The dollar could also benefit from declining crude oil prices, which have fallen more than $35 per barrel from their record peak last month. Oil continued its decline on Friday, sliding 2 percent to $112.71 per barrel, undermined by worries about slumping demand as global growth slows.
The dollar has risen 1.7 percent on the week and nearly 6 percent in August against the euro. On Friday, it traded at a six-month high of $1.4665, down more than 8 percent from a record peak hit last month.
Against a basket of currencies, the dollar rose to a seventh-month high at 77.252 on Friday, gaining about 1.3 percent on the week, and 5.4 percent this month. Analysts say traders are targeting $1.4550 in euro/dollar in the coming week, although many believe the pair's losses could be capped above $1.4364, which is the January low.
Next week's US economic data should do little to halt the dollar's uptrend, with markets focusing on July's housing starts and producer prices data both due on Tuesday. US housing starts are expected to decline in July but analysts do not expect much of a negative dollar reaction since investors have already priced in much of the housing slowdown.
The market is also looking for an increase in producer prices and a stable core number for July and this should have just a modest impact on the dollar, after currency investors largely shrugged off higher-than-expected inflation figures this week.
FOCUS ON JACKSON HOLE, EURO ZONE DATA: Investors will also focus on a gathering of policymakers next week in Jackson Hole, Wyoming, for the Kansas City Federal Reserve's symposium. The event will culminate with remarks from Fed Chairman Ben Bernanke and currency traders will be on the lookout for market-sensitive comments on the economy and rate expectations that could provide a further boost for the dollar versus the euro.
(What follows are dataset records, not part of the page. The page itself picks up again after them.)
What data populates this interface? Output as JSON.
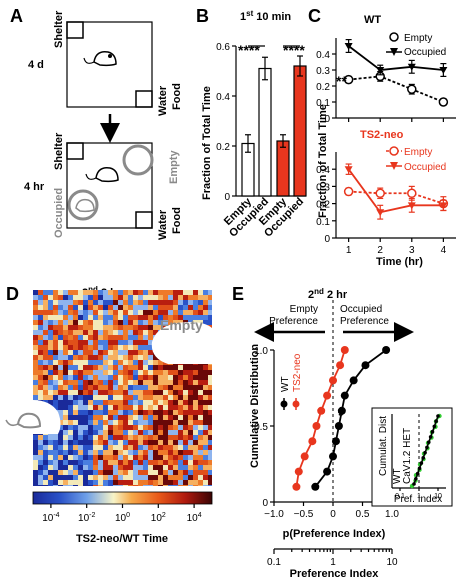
{
  "panels": {
    "A": {
      "letter": "A",
      "top_box": {
        "duration": "4 d",
        "shelter": "Shelter",
        "water": "Water",
        "food": "Food"
      },
      "bottom_box": {
        "duration": "4 hr",
        "shelter": "Shelter",
        "water": "Water",
        "food": "Food",
        "empty": "Empty",
        "occupied": "Occupied"
      }
    },
    "B": {
      "letter": "B",
      "title_prefix": "1",
      "title_sup": "st",
      "title_suffix": " 10 min",
      "sig1": "****",
      "sig2": "****"
    },
    "C": {
      "letter": "C",
      "wt_title": "WT",
      "neo_title": "TS2-neo",
      "wt_legend": [
        "Empty",
        "Occupied"
      ],
      "neo_legend": [
        "Empty",
        "Occupied"
      ],
      "sig": "**",
      "ylabel": "Fraction of Total Time",
      "xlabel": "Time (hr)"
    },
    "D": {
      "letter": "D",
      "title_prefix": "2",
      "title_sup": "nd",
      "title_suffix": " 2 hr",
      "empty_label": "Empty",
      "colorbar_title": "TS2-neo/WT Time",
      "colorbar_ticks": [
        {
          "base": "10",
          "exp": "-4"
        },
        {
          "base": "10",
          "exp": "-2"
        },
        {
          "base": "10",
          "exp": "0"
        },
        {
          "base": "10",
          "exp": "2"
        },
        {
          "base": "10",
          "exp": "4"
        }
      ]
    },
    "E": {
      "letter": "E",
      "title_prefix": "2",
      "title_sup": "nd",
      "title_suffix": " 2 hr",
      "left_pref": [
        "Empty",
        "Preference"
      ],
      "right_pref": [
        "Occupied",
        "Preference"
      ],
      "legend": [
        "WT",
        "TS2-neo"
      ],
      "sig": "*",
      "ylabel": "Cumulative Distribution",
      "xlabel": "p(Preference Index)",
      "xlabel2": "Preference Index",
      "inset": {
        "ylabel": "Cumulat. Dist",
        "xlabel": "Pref. Index",
        "legend": [
          "WT",
          "CaV1.2 HET"
        ],
        "xticks": [
          "0.1",
          "1",
          "10"
        ]
      }
    }
  },
  "colors": {
    "wt": "#000000",
    "ts2neo": "#e8361e",
    "het": "#33cc33",
    "grey": "#8a8a8a"
  },
  "chart_data": [
    {
      "panel": "B",
      "type": "bar",
      "categories": [
        "Empty",
        "Occupied",
        "Empty",
        "Occupied"
      ],
      "values": [
        0.21,
        0.51,
        0.22,
        0.52
      ],
      "errors": [
        0.035,
        0.045,
        0.025,
        0.04
      ],
      "fills": [
        "#ffffff",
        "#ffffff",
        "#e8361e",
        "#e8361e"
      ],
      "ylabel": "Fraction of Total Time",
      "ylim": [
        0,
        0.6
      ],
      "yticks": [
        0,
        0.2,
        0.4,
        0.6
      ],
      "ytick_labels": [
        "0",
        "0.2",
        "0.4",
        "0.6"
      ]
    },
    {
      "panel": "C-top",
      "type": "line",
      "title": "WT",
      "x": [
        1,
        2,
        3,
        4
      ],
      "ylim": [
        0,
        0.5
      ],
      "yticks": [
        0,
        0.1,
        0.2,
        0.3,
        0.4
      ],
      "ytick_labels": [
        "0",
        "0.1",
        "0.2",
        "0.3",
        "0.4"
      ],
      "series": [
        {
          "name": "Empty",
          "values": [
            0.24,
            0.26,
            0.18,
            0.1
          ],
          "errors": [
            0.02,
            0.03,
            0.03,
            0.02
          ],
          "marker": "open-circle",
          "dashed": true
        },
        {
          "name": "Occupied",
          "values": [
            0.45,
            0.3,
            0.32,
            0.3
          ],
          "errors": [
            0.04,
            0.03,
            0.04,
            0.04
          ],
          "marker": "filled-triangle",
          "dashed": false
        }
      ]
    },
    {
      "panel": "C-bottom",
      "type": "line",
      "title": "TS2-neo",
      "x": [
        1,
        2,
        3,
        4
      ],
      "ylim": [
        0,
        0.5
      ],
      "yticks": [
        0,
        0.1,
        0.2,
        0.3,
        0.4
      ],
      "ytick_labels": [
        "0",
        "0.1",
        "0.2",
        "0.3",
        "0.4"
      ],
      "xticks": [
        1,
        2,
        3,
        4
      ],
      "xlabel": "Time (hr)",
      "series": [
        {
          "name": "Empty",
          "values": [
            0.27,
            0.26,
            0.26,
            0.2
          ],
          "errors": [
            0.02,
            0.03,
            0.04,
            0.04
          ],
          "marker": "open-circle",
          "dashed": true
        },
        {
          "name": "Occupied",
          "values": [
            0.4,
            0.15,
            0.19,
            0.19
          ],
          "errors": [
            0.03,
            0.04,
            0.04,
            0.03
          ],
          "marker": "filled-triangle",
          "dashed": false
        }
      ]
    },
    {
      "panel": "E",
      "type": "line",
      "xlim": [
        -1,
        1
      ],
      "ylim": [
        0,
        1
      ],
      "xticks": [
        -1,
        -0.5,
        0,
        0.5,
        1
      ],
      "xtick_labels": [
        "−1.0",
        "−0.5",
        "0",
        "0.5",
        "1.0"
      ],
      "yticks": [
        0,
        0.5,
        1
      ],
      "ytick_labels": [
        "0",
        "0.5",
        "1.0"
      ],
      "x2ticks": [
        "0.1",
        "1",
        "10"
      ],
      "series": [
        {
          "name": "WT",
          "x": [
            -0.3,
            -0.1,
            0,
            0.05,
            0.1,
            0.15,
            0.2,
            0.35,
            0.55,
            0.9
          ],
          "y": [
            0.1,
            0.2,
            0.3,
            0.4,
            0.5,
            0.6,
            0.7,
            0.8,
            0.9,
            1.0
          ]
        },
        {
          "name": "TS2-neo",
          "x": [
            -0.62,
            -0.58,
            -0.48,
            -0.35,
            -0.28,
            -0.2,
            -0.1,
            0,
            0.12,
            0.2
          ],
          "y": [
            0.1,
            0.2,
            0.3,
            0.4,
            0.5,
            0.6,
            0.7,
            0.8,
            0.9,
            1.0
          ]
        }
      ]
    }
  ]
}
In the euro zone, the main focus will be on Tuesday's release of the German ZEW survey on economic sentiment, followed by services and manufacturing Purchasing Managers Indexes for July due on Thursday. The reports, analysts said, are likely to confirm weakening economic conditions in the euro zone. The data should keep the euro under pressure with investors shifting their focus away from inflation to growth. As the euro sinks further, more and more analysts have become convinced that the dollar has made a genuine recovery.
Goldman Sachs, for instance, has abandoned its 10-year bearish stance on the dollar, its view supported by the contrast in growth and rate expectations between other major economies and the United States.
The largest US investment bank pointed out that a steadier US economic outlook and falling oil prices should underpin the dollar. It added that the currency's undervaluation could lead to a substantial improvement in the country's balance of payments position.
Morgan Stanley also turned bullish on the dollar, but with some reservations. The bank's economists continue to believe the worst is still ahead for the US economy and have repeated their call "for a real, albeit mild, US recession and a bust in corporate profits." Still, the currency market has spoken and Morgan Stanley is not one to get in the way of the dollar's bullish trend.